A common type of painkiller linked to an increased risk of heart failure was prescribed by doctors in Huddersfield more than 75,000 times last year.
A recent study from the University of Milano-Bicocca in Italy found that people taking non-steroidal anti-inflammatory drugs (NSAIDs) increased the risk of being taken to hospital with heart failure by almost 20%.

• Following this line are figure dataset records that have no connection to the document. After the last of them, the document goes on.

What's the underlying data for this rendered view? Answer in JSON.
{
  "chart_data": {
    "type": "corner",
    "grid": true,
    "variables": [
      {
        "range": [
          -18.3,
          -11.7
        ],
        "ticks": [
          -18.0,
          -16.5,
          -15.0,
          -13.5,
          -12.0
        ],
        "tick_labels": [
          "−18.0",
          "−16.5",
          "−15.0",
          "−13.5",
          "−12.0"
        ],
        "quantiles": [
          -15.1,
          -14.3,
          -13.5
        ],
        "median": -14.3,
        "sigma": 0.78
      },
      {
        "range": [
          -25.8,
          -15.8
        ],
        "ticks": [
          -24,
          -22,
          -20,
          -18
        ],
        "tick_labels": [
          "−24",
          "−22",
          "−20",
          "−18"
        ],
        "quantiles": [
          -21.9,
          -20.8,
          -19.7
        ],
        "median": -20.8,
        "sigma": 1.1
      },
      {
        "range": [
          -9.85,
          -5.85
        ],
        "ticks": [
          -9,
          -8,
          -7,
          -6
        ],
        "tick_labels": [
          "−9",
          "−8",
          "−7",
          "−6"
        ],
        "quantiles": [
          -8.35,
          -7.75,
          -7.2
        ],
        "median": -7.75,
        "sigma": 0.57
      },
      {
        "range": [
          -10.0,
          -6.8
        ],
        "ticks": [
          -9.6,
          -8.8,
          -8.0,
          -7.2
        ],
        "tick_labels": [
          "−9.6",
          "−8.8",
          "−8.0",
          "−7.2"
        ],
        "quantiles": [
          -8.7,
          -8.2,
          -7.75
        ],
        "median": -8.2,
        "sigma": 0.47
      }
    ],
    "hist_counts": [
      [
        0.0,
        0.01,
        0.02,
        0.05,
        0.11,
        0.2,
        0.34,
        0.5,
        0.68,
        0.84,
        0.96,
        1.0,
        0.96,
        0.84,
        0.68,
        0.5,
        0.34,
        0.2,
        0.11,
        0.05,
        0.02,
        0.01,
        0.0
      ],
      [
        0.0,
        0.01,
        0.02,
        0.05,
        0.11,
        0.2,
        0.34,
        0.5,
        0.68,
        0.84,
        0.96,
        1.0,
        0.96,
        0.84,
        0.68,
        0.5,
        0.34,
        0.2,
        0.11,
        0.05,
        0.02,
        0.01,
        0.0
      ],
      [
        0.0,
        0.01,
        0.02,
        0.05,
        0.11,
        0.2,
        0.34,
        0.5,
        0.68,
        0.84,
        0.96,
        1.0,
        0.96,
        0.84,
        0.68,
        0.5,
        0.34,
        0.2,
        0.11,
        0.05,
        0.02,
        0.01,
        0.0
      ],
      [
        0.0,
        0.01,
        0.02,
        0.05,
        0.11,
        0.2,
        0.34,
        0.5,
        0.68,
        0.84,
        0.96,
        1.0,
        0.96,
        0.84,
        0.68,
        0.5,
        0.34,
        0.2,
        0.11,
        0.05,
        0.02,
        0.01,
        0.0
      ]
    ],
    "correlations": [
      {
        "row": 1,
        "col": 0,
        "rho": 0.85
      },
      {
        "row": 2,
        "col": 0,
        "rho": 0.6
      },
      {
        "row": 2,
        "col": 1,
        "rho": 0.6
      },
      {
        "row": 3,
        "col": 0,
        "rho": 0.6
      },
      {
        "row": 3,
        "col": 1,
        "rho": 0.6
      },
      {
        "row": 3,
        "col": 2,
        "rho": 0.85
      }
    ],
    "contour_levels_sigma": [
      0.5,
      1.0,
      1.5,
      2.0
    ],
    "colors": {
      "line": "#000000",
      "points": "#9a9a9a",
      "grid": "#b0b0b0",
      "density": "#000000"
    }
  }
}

While these include common over-the-counter painkillers such as Ibuprofen, the study was carried out among people who were taking prescribed NSAIDs.
These are usually prescribed for long-term conditions such as backache or arthritis.
NSAIDs were prescribed a total of 78,708 times by doctors in Huddersfield, leaving a considerable number of people potentially at greater risk of heart failure.
Across West Yorkshire as a whole, they were prescribed 690,690 times.
However, it’s important to note that people in the study admitted to hospital with heart failure tended to be older, with an average age of 77, so the findings are most relevant to elderly patients.
The risk was also highest for people taking very high daily doses so you’re unlikely to get heart failure as a result of taking over-the-counter ibuprofen for a couple of days.
That being said, over-the-counter NSAIDs might still pose a risk if they are inappropriately overused. You should be on the lowest dose possible of NSAIDs for the shortest possible time.